Structured settlements are an agreement between two disputing parties prior to court that in effect settles the dispute without going into a court setting. Defendants like to settle out of court because they may be able to pay less. If a jury gets to make an award in the lawsuit they may hit the defendant with a very high penalty award to the plaintiff. The plaintiff may just want money now and to end the process out of court for many reasons, including that perhaps they are not sure they will win the case.

For whatever reasons the settlement is made it is approved by the court and the defendant then makes payment of the agreed amount over a long period of time. Often this can be a lifetime in a case where a person is so injured they are unable to work.
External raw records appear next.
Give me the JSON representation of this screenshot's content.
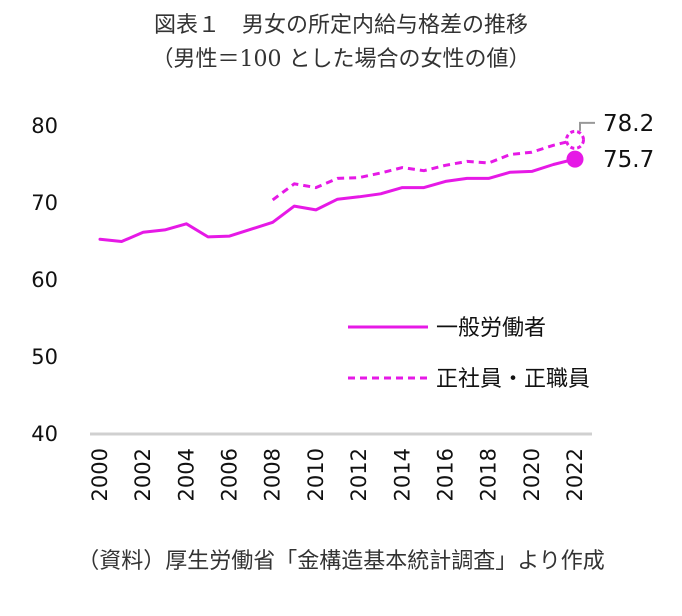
{
  "chart_data": {
    "type": "line",
    "title": "図表１　男女の所定内給与格差の推移",
    "subtitle": "（男性＝100 とした場合の女性の値）",
    "source": "（資料）厚生労働省「金構造基本統計調査」より作成",
    "xlabel": "",
    "ylabel": "",
    "ylim": [
      40,
      80
    ],
    "yticks": [
      40,
      50,
      60,
      70,
      80
    ],
    "xticks": [
      2000,
      2002,
      2004,
      2006,
      2008,
      2010,
      2012,
      2014,
      2016,
      2018,
      2020,
      2022
    ],
    "grid": false,
    "legend_position": "bottom-right",
    "series": [
      {
        "name": "一般労働者",
        "style": "solid",
        "color": "#e619e6",
        "x": [
          2000,
          2001,
          2002,
          2003,
          2004,
          2005,
          2006,
          2007,
          2008,
          2009,
          2010,
          2011,
          2012,
          2013,
          2014,
          2015,
          2016,
          2017,
          2018,
          2019,
          2020,
          2021,
          2022
        ],
        "values": [
          65.3,
          65.0,
          66.2,
          66.5,
          67.3,
          65.6,
          65.7,
          66.6,
          67.5,
          69.6,
          69.1,
          70.5,
          70.8,
          71.2,
          72.0,
          72.0,
          72.8,
          73.2,
          73.2,
          74.0,
          74.1,
          75.0,
          75.7
        ],
        "end_label": "75.7"
      },
      {
        "name": "正社員・正職員",
        "style": "dashed",
        "color": "#e619e6",
        "x": [
          2008,
          2009,
          2010,
          2011,
          2012,
          2013,
          2014,
          2015,
          2016,
          2017,
          2018,
          2019,
          2020,
          2021,
          2022
        ],
        "values": [
          70.4,
          72.5,
          72.0,
          73.2,
          73.3,
          73.9,
          74.6,
          74.2,
          74.9,
          75.4,
          75.2,
          76.3,
          76.6,
          77.5,
          78.2
        ],
        "end_label": "78.2"
      }
    ]
  }
}
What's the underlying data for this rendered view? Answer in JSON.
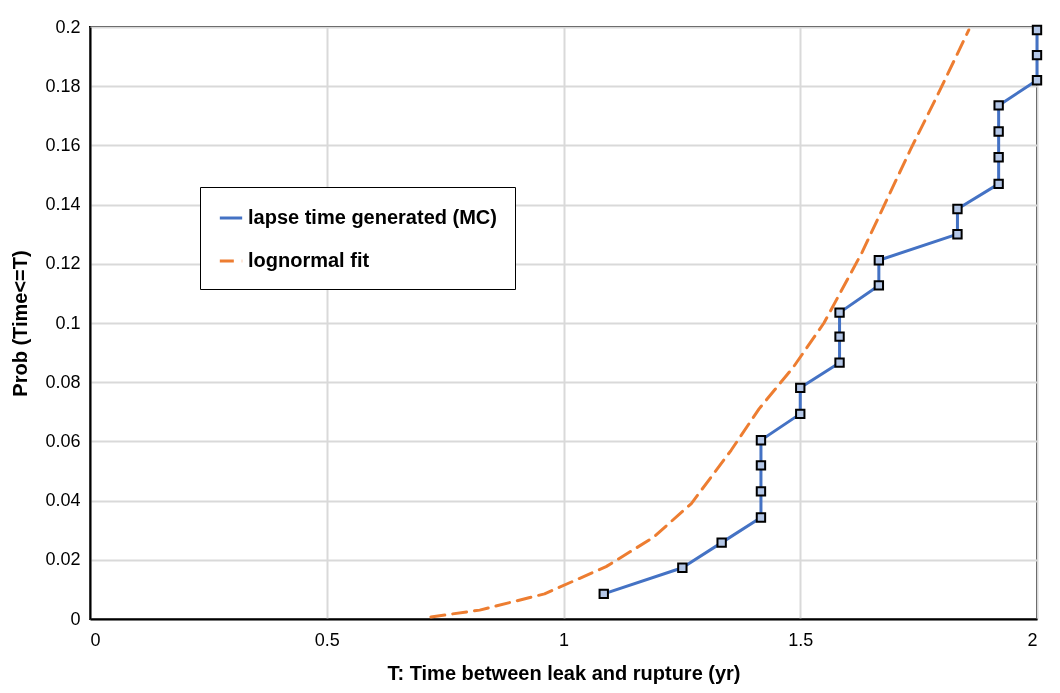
{
  "chart_data": {
    "type": "line",
    "xlabel": "T: Time between leak and rupture (yr)",
    "ylabel": "Prob (Time<=T)",
    "xlim": [
      0,
      2
    ],
    "xticks": [
      0,
      0.5,
      1,
      1.5,
      2
    ],
    "ylim": [
      0,
      0.2
    ],
    "yticks": [
      0,
      0.02,
      0.04,
      0.06,
      0.08,
      0.1,
      0.12,
      0.14,
      0.16,
      0.18,
      0.2
    ],
    "grid": true,
    "legend": "left",
    "series": [
      {
        "name": "lapse time generated (MC)",
        "color": "#4472c4",
        "marker": "square",
        "line_style": "solid",
        "x": [
          1.085,
          1.251,
          1.334,
          1.417,
          1.417,
          1.417,
          1.417,
          1.5,
          1.5,
          1.583,
          1.583,
          1.583,
          1.666,
          1.666,
          1.832,
          1.832,
          1.919,
          1.919,
          1.919,
          1.919,
          2.0,
          2.0,
          2.0
        ],
        "values": [
          0.0085,
          0.0173,
          0.0258,
          0.0343,
          0.0431,
          0.0519,
          0.0604,
          0.0693,
          0.0781,
          0.0866,
          0.0954,
          0.1035,
          0.1127,
          0.1212,
          0.13,
          0.1385,
          0.147,
          0.156,
          0.1647,
          0.1735,
          0.182,
          0.1905,
          0.199
        ]
      },
      {
        "name": "lognormal fit",
        "color": "#ed7d31",
        "marker": "none",
        "line_style": "dashed",
        "x": [
          0.72,
          0.823,
          0.96,
          1.09,
          1.19,
          1.27,
          1.354,
          1.413,
          1.485,
          1.55,
          1.631,
          1.675,
          1.734,
          1.79,
          1.856
        ],
        "values": [
          0.0007,
          0.003,
          0.0085,
          0.0177,
          0.0276,
          0.039,
          0.057,
          0.071,
          0.085,
          0.1,
          0.124,
          0.139,
          0.159,
          0.177,
          0.199
        ]
      }
    ]
  }
}
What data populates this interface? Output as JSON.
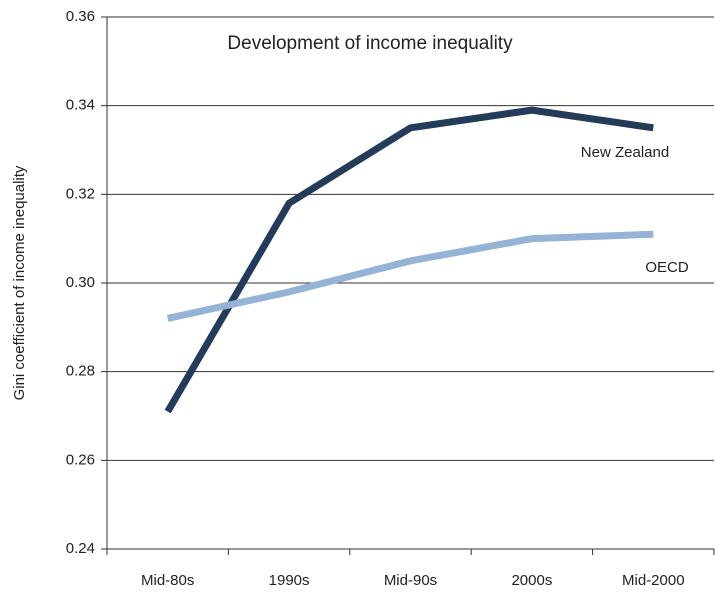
{
  "chart_data": {
    "type": "line",
    "title": "Development of income inequality",
    "ylabel": "Gini coefficient of income inequality",
    "categories": [
      "Mid-80s",
      "1990s",
      "Mid-90s",
      "2000s",
      "Mid-2000"
    ],
    "series": [
      {
        "name": "New Zealand",
        "color": "#243b5a",
        "values": [
          0.271,
          0.318,
          0.335,
          0.339,
          0.335
        ]
      },
      {
        "name": "OECD",
        "color": "#95b3d7",
        "values": [
          0.292,
          0.298,
          0.305,
          0.31,
          0.311
        ]
      }
    ],
    "ylim": [
      0.24,
      0.36
    ],
    "yticks": [
      {
        "value": 0.24,
        "label": "0.24"
      },
      {
        "value": 0.26,
        "label": "0.26"
      },
      {
        "value": 0.28,
        "label": "0.28"
      },
      {
        "value": 0.3,
        "label": "0.30"
      },
      {
        "value": 0.32,
        "label": "0.32"
      },
      {
        "value": 0.34,
        "label": "0.34"
      },
      {
        "value": 0.36,
        "label": "0.36"
      }
    ],
    "grid": true
  }
}
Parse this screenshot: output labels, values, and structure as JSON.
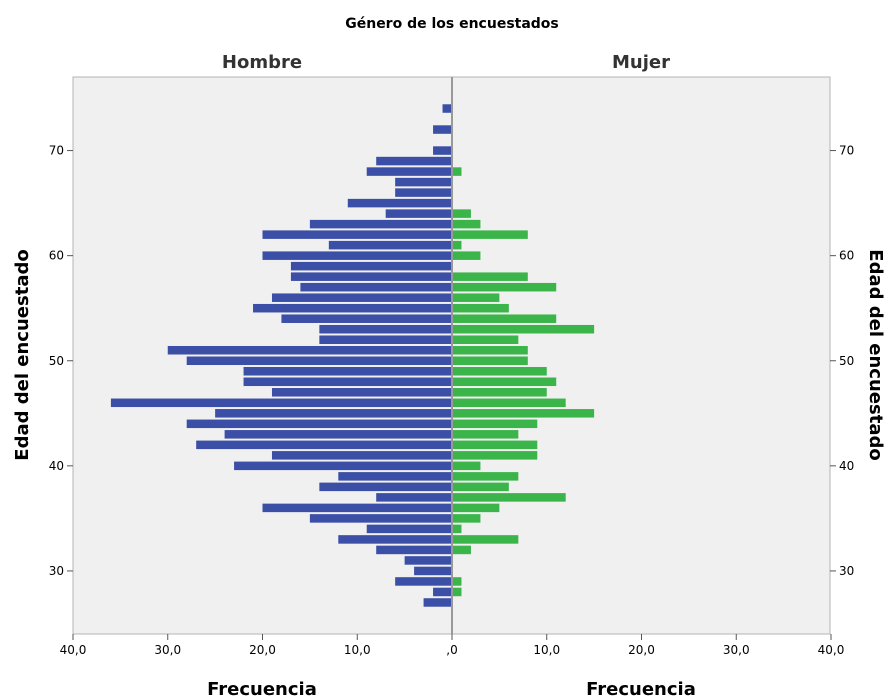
{
  "chart_data": {
    "type": "bar",
    "orientation": "horizontal",
    "title": "Género de los encuestados",
    "panels": [
      "Hombre",
      "Mujer"
    ],
    "xlabel": "Frecuencia",
    "ylabel": "Edad del encuestado",
    "x_ticks": [
      "40,0",
      "30,0",
      "20,0",
      "10,0",
      ",0",
      "10,0",
      "20,0",
      "30,0",
      "40,0"
    ],
    "xlim": [
      0,
      40
    ],
    "y_ticks": [
      30,
      40,
      50,
      60,
      70
    ],
    "ylim": [
      24,
      77
    ],
    "grid": false,
    "colors": {
      "Hombre": "#3c4fa6",
      "Mujer": "#3bb54a",
      "plot_bg": "#f0f0f0",
      "center_line": "#999999",
      "frame": "#b4b4b4"
    },
    "series": [
      {
        "name": "Hombre",
        "ages": [
          27,
          28,
          29,
          30,
          31,
          32,
          33,
          34,
          35,
          36,
          37,
          38,
          39,
          40,
          41,
          42,
          43,
          44,
          45,
          46,
          47,
          48,
          49,
          50,
          51,
          52,
          53,
          54,
          55,
          56,
          57,
          58,
          59,
          60,
          61,
          62,
          63,
          64,
          65,
          66,
          67,
          68,
          69,
          70,
          72,
          74
        ],
        "values": [
          3,
          2,
          6,
          4,
          5,
          8,
          12,
          9,
          15,
          20,
          8,
          14,
          12,
          23,
          19,
          27,
          24,
          28,
          25,
          36,
          19,
          22,
          22,
          28,
          30,
          14,
          14,
          18,
          21,
          19,
          16,
          17,
          17,
          20,
          13,
          20,
          15,
          7,
          11,
          6,
          6,
          9,
          8,
          2,
          2,
          1
        ]
      },
      {
        "name": "Mujer",
        "ages": [
          28,
          29,
          32,
          33,
          34,
          35,
          36,
          37,
          38,
          39,
          40,
          41,
          42,
          43,
          44,
          45,
          46,
          47,
          48,
          49,
          50,
          51,
          52,
          53,
          54,
          55,
          56,
          57,
          58,
          60,
          61,
          62,
          63,
          64,
          68
        ],
        "values": [
          1,
          1,
          2,
          7,
          1,
          3,
          5,
          12,
          6,
          7,
          3,
          9,
          9,
          7,
          9,
          15,
          12,
          10,
          11,
          10,
          8,
          8,
          7,
          15,
          11,
          6,
          5,
          11,
          8,
          3,
          1,
          8,
          3,
          2,
          1
        ]
      }
    ]
  }
}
The structured settlement provides a method of getting a guaranteed income over that time period.

Sometimes the recipient of the agreement wants to find a buyer of structured settlement agreements that will exchange the possession of the agreement for a cash lump sum. The agreement is treated like a piece of personal property and it can be bought and sold. A company that purchases structured settlements takes on some risk and for that they will charge a hefty percentage of the amounts due. The holder of the agreement can sell all or part of their future income payments to a buyer of structured settlement agreements. There are some cases where any sale must be approved by the court. This is to protect the plaintiff from being taken advantage of by a buyer. Risks to the buyer include inflation that will make future payments worth less than today’s value and that the payer will stop payments. Even when a settlement is agreed upon there is the chance that the defendant will be unable to pay.